Selon Mme Ali, les crimes d’honneur visent toute femme qui s’écarte de l’autorité d’une société patriarcale, et le mot « honneur » justifie tout crime commis contre elle. L’Irak a besoin d’écrire de nouvelles lois et d’en abroger certaines, en particulier celle qui permet à un violeur d’épouser sa victime en toute impunité.  La police communautaire, force de sécurité composée d’hommes et de femmes chargés par le ministère de l’Intérieur depuis 2008 de renforcer la confiance entre la police et les communautés locales, s’est avérée inefficace pour protéger les femmes car elle renvoie souvent la victime à son ou ses agresseurs sous prétexte de protéger la famille. Au lieu de cela, les autorités devraient fournir des refuges aux femmes fuyant la violence domestique.

« La nouvelle génération a un regard nouveau, ouvert et respectueux envers les femmes », a ajouté Ruba. Pourtant, il existe encore de nombreux obstacles pour changer la situation actuelle. Les partis religieux au sein du parlement irakien ont rejeté la loi sur la violence domestique sous prétexte qu’elle violait les valeurs religieuses et la nécessité pour l’homme de contrôler sa femme et ses filles.

Victimes silencieuses

Nada Fadel a encore des cicatrices nettes sur son visage et son corps épuisé. Chacune de ses blessures raconte l’histoire d’années de violences causées par son père et ses frères avant qu’ils ne l’aient forcé à épouser un homme de quinze ans son aîné en échange d’une somme d’argent versée à son père.
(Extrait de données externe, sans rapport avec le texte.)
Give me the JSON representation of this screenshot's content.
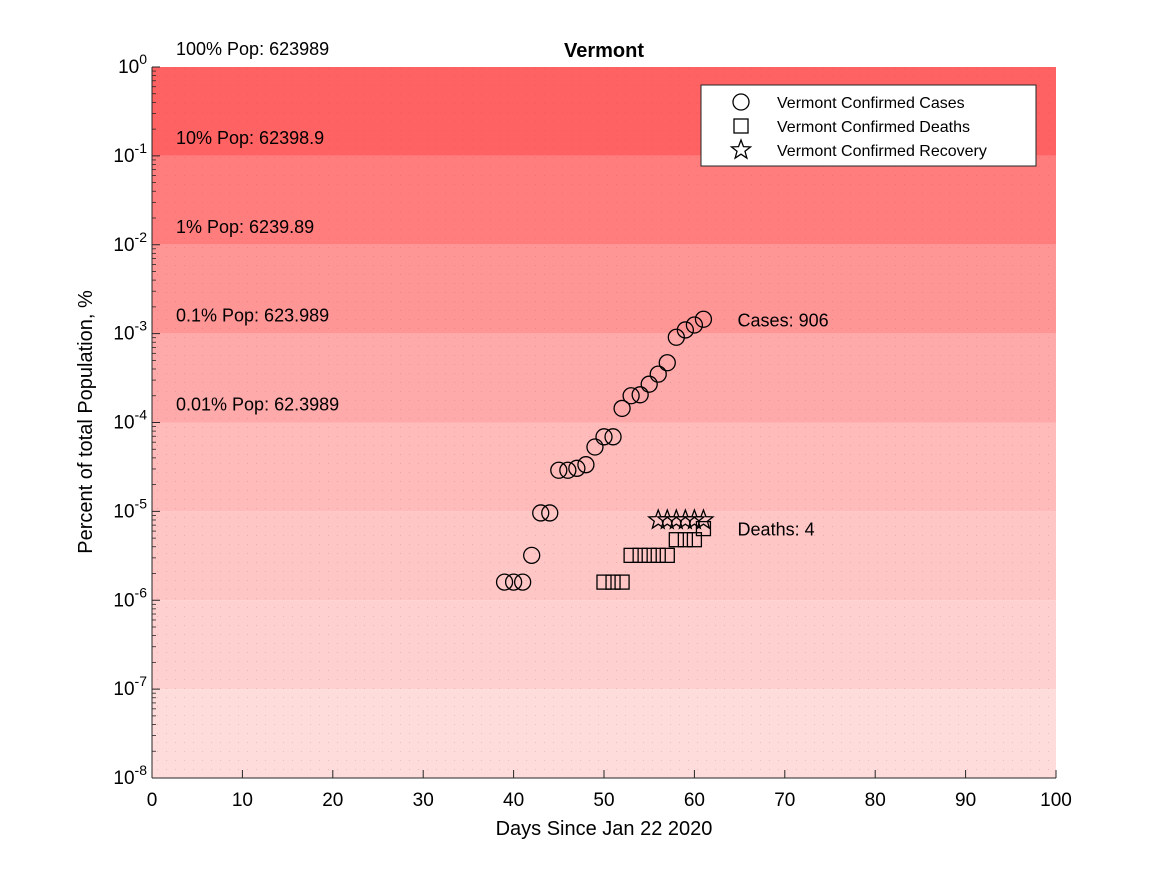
{
  "chart_data": {
    "type": "scatter",
    "title": "Vermont",
    "xlabel": "Days Since Jan 22 2020",
    "ylabel": "Percent of total Population, %",
    "y_scale": "log",
    "xlim": [
      0,
      100
    ],
    "ylim": [
      1e-08,
      1
    ],
    "x_ticks": [
      0,
      10,
      20,
      30,
      40,
      50,
      60,
      70,
      80,
      90,
      100
    ],
    "y_ticks": [
      {
        "value": 1e-08,
        "base": "10",
        "exp": "-8"
      },
      {
        "value": 1e-07,
        "base": "10",
        "exp": "-7"
      },
      {
        "value": 1e-06,
        "base": "10",
        "exp": "-6"
      },
      {
        "value": 1e-05,
        "base": "10",
        "exp": "-5"
      },
      {
        "value": 0.0001,
        "base": "10",
        "exp": "-4"
      },
      {
        "value": 0.001,
        "base": "10",
        "exp": "-3"
      },
      {
        "value": 0.01,
        "base": "10",
        "exp": "-2"
      },
      {
        "value": 0.1,
        "base": "10",
        "exp": "-1"
      },
      {
        "value": 1,
        "base": "10",
        "exp": "0"
      }
    ],
    "grid": false,
    "legend_position": "top-right",
    "background_bands": [
      {
        "from": 0.1,
        "to": 1,
        "color": "#ff6262",
        "label": "100% Pop: 623989",
        "label_y": 1
      },
      {
        "from": 0.01,
        "to": 0.1,
        "color": "#ff7d7d",
        "label": "10% Pop: 62398.9",
        "label_y": 0.1
      },
      {
        "from": 0.001,
        "to": 0.01,
        "color": "#ff9696",
        "label": "1% Pop: 6239.89",
        "label_y": 0.01
      },
      {
        "from": 0.0001,
        "to": 0.001,
        "color": "#ffaaaa",
        "label": "0.1% Pop: 623.989",
        "label_y": 0.001
      },
      {
        "from": 1e-05,
        "to": 0.0001,
        "color": "#ffbaba",
        "label": "0.01% Pop: 62.3989",
        "label_y": 0.0001
      },
      {
        "from": 1e-06,
        "to": 1e-05,
        "color": "#ffc6c6",
        "label": "",
        "label_y": 1e-05
      },
      {
        "from": 1e-07,
        "to": 1e-06,
        "color": "#ffd0d0",
        "label": "",
        "label_y": 1e-06
      },
      {
        "from": 1e-08,
        "to": 1e-07,
        "color": "#ffdcdc",
        "label": "",
        "label_y": 1e-07
      }
    ],
    "series": [
      {
        "name": "Vermont Confirmed Cases",
        "marker": "circle",
        "x": [
          39,
          40,
          41,
          42,
          43,
          44,
          45,
          46,
          47,
          48,
          49,
          50,
          51,
          52,
          53,
          54,
          55,
          56,
          57,
          58,
          59,
          60,
          61
        ],
        "y": [
          1.6e-06,
          1.6e-06,
          1.6e-06,
          3.2e-06,
          9.6e-06,
          9.6e-06,
          2.9e-05,
          2.9e-05,
          3.05e-05,
          3.35e-05,
          5.3e-05,
          6.9e-05,
          6.9e-05,
          0.000144,
          0.0002,
          0.000205,
          0.00027,
          0.00035,
          0.00047,
          0.00091,
          0.0011,
          0.00125,
          0.00145
        ]
      },
      {
        "name": "Vermont Confirmed Deaths",
        "marker": "square",
        "x": [
          50,
          51,
          52,
          53,
          54,
          55,
          56,
          57,
          58,
          59,
          60,
          61
        ],
        "y": [
          1.6e-06,
          1.6e-06,
          1.6e-06,
          3.2e-06,
          3.2e-06,
          3.2e-06,
          3.2e-06,
          3.2e-06,
          4.8e-06,
          4.8e-06,
          4.8e-06,
          6.4e-06
        ]
      },
      {
        "name": "Vermont Confirmed Recovery",
        "marker": "star",
        "x": [
          56,
          57,
          58,
          59,
          60,
          61
        ],
        "y": [
          8e-06,
          8e-06,
          8e-06,
          8e-06,
          8e-06,
          8e-06
        ]
      }
    ],
    "annotations": [
      {
        "text": "Cases: 906",
        "x": 64,
        "y": 0.00145
      },
      {
        "text": "Deaths: 4",
        "x": 64,
        "y": 6.4e-06
      }
    ]
  }
}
« Mon mari avait l’habitude de traverser des crises de colère lorsqu’il n’était pas en mesure d’acheter de la drogue. Il me frappait violemment et lorsqu’il a essayé de frapper notre bébé, je me suis enfui chez mon père mais il m’a battu afin de me forcer à retourner chez mon mari. J’ai alors décidé de m’enfuir avec mon enfant dans une autre ville, » se souvient Nada. Elle vit maintenant dans un refuge pour femmes battues et ne peut obtenir aucun document officiel pour son enfant.

Avec le début des manifestations le 1er octobre 2019, les femmes se sont jointes aux hommes pour manifester pour la première fois depuis de nombreuses années. Elles sont sorties unies dans des mouvements féministes du centre et du sud du pays pour promouvoir leur agenda.
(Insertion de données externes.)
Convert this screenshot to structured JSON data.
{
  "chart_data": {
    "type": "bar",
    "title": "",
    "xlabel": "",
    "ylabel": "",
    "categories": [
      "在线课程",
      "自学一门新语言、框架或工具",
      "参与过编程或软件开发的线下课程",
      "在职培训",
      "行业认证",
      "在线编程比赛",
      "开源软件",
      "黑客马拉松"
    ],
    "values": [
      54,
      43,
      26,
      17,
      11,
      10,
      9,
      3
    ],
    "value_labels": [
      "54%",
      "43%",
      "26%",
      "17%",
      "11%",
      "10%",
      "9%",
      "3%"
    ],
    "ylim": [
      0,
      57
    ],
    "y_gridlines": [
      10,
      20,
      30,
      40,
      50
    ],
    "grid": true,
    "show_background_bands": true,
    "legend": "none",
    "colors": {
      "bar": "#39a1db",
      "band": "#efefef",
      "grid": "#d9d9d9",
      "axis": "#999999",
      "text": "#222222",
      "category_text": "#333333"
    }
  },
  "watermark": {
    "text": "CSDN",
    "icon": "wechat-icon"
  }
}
Le mouvement de la “révolution d’Octobre” est ainsi parvenu à forcer un gouvernement à démissionner, mais il a été brutalement réprimé par les forces de sécurité et par certaines milices irakiennes. Pourtant, ce mouvement pourrait ouvrir la voie vers plus de justice pour les femmes après des décennies, voire siècles d’oppression dictée par les règles patriarcales et l’absence de lois de protection qui ont fait des femmes une marchandise dans la société.

Lors des manifestations de 2019 et 2020, des femmes irakiennes sont descendues dans les rues du centre de Bagdad et du sud de l’Irak au mépris des appels du chef politique et religieux Muqtada al-Sadr. Celui-ci appelait à la ségrégation entre les sexes sur les sites de manifestations antigouvernementales. De nombreuses femmes ont été menacées, tuées ou contraintes à l’exil à cause de cela, ce qui montre à quel point la route vers l’égalité des sexes et la protection des femmes et encore longue et sera douloureuse en Irak.

Alors que la mémoire des femmes assassinées n’a pas été redressée avec justice, d’autres sont confrontées au même destin. L’absence de législation pour prévenir la violence domestique en Irak  transforme les femmes en cibles et en victimes perpétuelles. Cette situation a réussi entretient l’aliénation des femmes au sein de leurs propres familles où elles doivent se méfier des hommes qui représentent une menace permanente.